BORDERS ARE FOREVER

There is a curious concept abroad in the world: that the borders of countries are something that cannot be, should not be, and usually are not changed. Rubbish, as the English say.

A century ago, most of the countries we see on the map today simply did not exist. And most of those that did have had substantial changes. The US has added states well outside the original continental swath. Canada added Newfoundland in 1949. The United Kingdom lost a large piece of territory when Ireland became independent in 1921. France, Belgium, and Denmark have modified their borders with Germany, sometimes more than once, Italy gained a part of Austria. The borders and in most cases countries further east in Europe bear no relationship to the situation in 1900. There were massive changes after WW1 and WW2.

In Asia, perhaps the only borders not changed belong to Iran. The borders of the Levant were drawn rather arbitrarily after WW1.

Many of the lines in Africa are the same as 100 years ago, but most of those lines were only drawn in 1885. The (roughly) present borders of Libya was established in 1919 and 1926. The political situation is of course completely different - the only independent countries in 1900 were Liberia and Ethiopia. Borders in Latin American has been much more stable, but even there Panama was extracted from Colombia in 1903, the borders of Chile, Peru and Bolivia modified after a war in 1929, much of the border of Brazil was not agreed until 1903, and there was a major change in that in 1923. The borders of Ecuador were redefined in 1922 and 1942.

So who has been stable? Spain, Portugal, Norway, Sweden, Iceland, Haiti, the Dominican Republic, Switzerland and a couple of tiny places like Luxembourg and Liechtenstein.

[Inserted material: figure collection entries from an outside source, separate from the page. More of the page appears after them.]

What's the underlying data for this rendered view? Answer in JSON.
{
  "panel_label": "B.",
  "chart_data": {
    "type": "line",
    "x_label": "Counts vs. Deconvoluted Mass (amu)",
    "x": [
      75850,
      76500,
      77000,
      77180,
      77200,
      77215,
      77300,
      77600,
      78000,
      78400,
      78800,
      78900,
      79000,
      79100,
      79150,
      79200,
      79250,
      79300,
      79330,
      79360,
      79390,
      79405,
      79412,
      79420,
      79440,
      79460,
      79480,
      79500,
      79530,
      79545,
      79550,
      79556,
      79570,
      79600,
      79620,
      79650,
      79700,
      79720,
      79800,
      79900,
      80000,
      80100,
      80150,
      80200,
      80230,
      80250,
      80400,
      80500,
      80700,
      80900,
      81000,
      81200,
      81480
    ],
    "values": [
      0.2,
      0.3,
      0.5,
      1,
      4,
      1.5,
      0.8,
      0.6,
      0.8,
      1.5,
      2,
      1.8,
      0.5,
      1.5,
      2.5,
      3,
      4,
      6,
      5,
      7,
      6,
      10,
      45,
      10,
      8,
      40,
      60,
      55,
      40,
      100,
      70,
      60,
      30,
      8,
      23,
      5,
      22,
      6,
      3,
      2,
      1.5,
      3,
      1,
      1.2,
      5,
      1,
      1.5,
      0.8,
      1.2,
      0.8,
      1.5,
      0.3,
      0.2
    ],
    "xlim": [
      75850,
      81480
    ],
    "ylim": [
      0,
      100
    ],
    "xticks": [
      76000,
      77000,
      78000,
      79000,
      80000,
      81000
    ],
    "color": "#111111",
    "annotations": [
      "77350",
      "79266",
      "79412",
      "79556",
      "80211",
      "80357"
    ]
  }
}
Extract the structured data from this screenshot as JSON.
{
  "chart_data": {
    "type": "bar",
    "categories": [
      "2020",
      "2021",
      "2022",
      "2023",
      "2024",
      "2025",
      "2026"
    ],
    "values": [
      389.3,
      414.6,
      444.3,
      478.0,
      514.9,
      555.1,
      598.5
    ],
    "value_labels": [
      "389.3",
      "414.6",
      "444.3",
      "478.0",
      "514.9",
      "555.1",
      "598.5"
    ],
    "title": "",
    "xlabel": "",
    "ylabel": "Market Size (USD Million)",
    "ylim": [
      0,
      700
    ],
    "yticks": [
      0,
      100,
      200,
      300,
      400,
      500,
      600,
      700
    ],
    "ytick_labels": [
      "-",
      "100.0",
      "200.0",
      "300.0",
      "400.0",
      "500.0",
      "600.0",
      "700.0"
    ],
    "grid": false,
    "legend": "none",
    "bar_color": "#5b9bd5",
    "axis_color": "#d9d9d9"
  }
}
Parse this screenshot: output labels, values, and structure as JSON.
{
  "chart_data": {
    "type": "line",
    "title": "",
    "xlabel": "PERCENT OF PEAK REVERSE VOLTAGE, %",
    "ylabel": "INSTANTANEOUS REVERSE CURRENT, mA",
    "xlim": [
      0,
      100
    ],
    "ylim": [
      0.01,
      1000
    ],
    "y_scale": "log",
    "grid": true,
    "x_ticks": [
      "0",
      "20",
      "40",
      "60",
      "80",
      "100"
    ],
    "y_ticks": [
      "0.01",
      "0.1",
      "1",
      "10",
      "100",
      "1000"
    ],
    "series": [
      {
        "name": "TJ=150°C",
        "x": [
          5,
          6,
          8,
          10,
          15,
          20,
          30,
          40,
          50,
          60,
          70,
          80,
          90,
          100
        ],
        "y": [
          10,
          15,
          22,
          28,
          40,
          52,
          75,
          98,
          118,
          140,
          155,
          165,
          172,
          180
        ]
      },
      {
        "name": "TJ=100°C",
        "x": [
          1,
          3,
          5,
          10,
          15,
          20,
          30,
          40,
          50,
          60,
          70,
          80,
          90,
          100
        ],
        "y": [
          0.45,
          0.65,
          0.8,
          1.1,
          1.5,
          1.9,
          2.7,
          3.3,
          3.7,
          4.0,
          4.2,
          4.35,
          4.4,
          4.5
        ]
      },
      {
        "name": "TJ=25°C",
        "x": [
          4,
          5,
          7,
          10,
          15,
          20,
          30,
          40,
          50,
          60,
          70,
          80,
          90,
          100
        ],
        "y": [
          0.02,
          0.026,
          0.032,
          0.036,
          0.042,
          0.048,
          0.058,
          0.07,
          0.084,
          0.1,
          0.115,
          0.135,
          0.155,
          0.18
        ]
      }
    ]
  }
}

Skipping over the collapse of colonialism, the division of India and then division of Pakistan, Indonesian conquest of East Timor and Irian Jaya, and loss of the former, we come to the 1990's. The collapse of the former Soviet Union and empire is truly unique in both scope and lack in most places of bloodshed. The only equivalent event is the collapse of the Spanish and Portuguese Empires in Latin America during and immediately following the Napoleonic era, but there was at least some fighting in all countries except Brazil.

So where did this unrealistic idea come from? Maybe Woodrow Wilson. In any case, it has been adopted into international law. Not because there is anything sacred about borders, but as a method of trying to limit wars.

And that is the crux of the matter. There is nothing unusual about changing borders, but it should be done peacefully and with the consent of the people concerned. Or better, borders as barriers should simply disappear, as is happening in the European Union and to a lesser extent between the US and its neighbors - and as happened in the US over 200 years ago.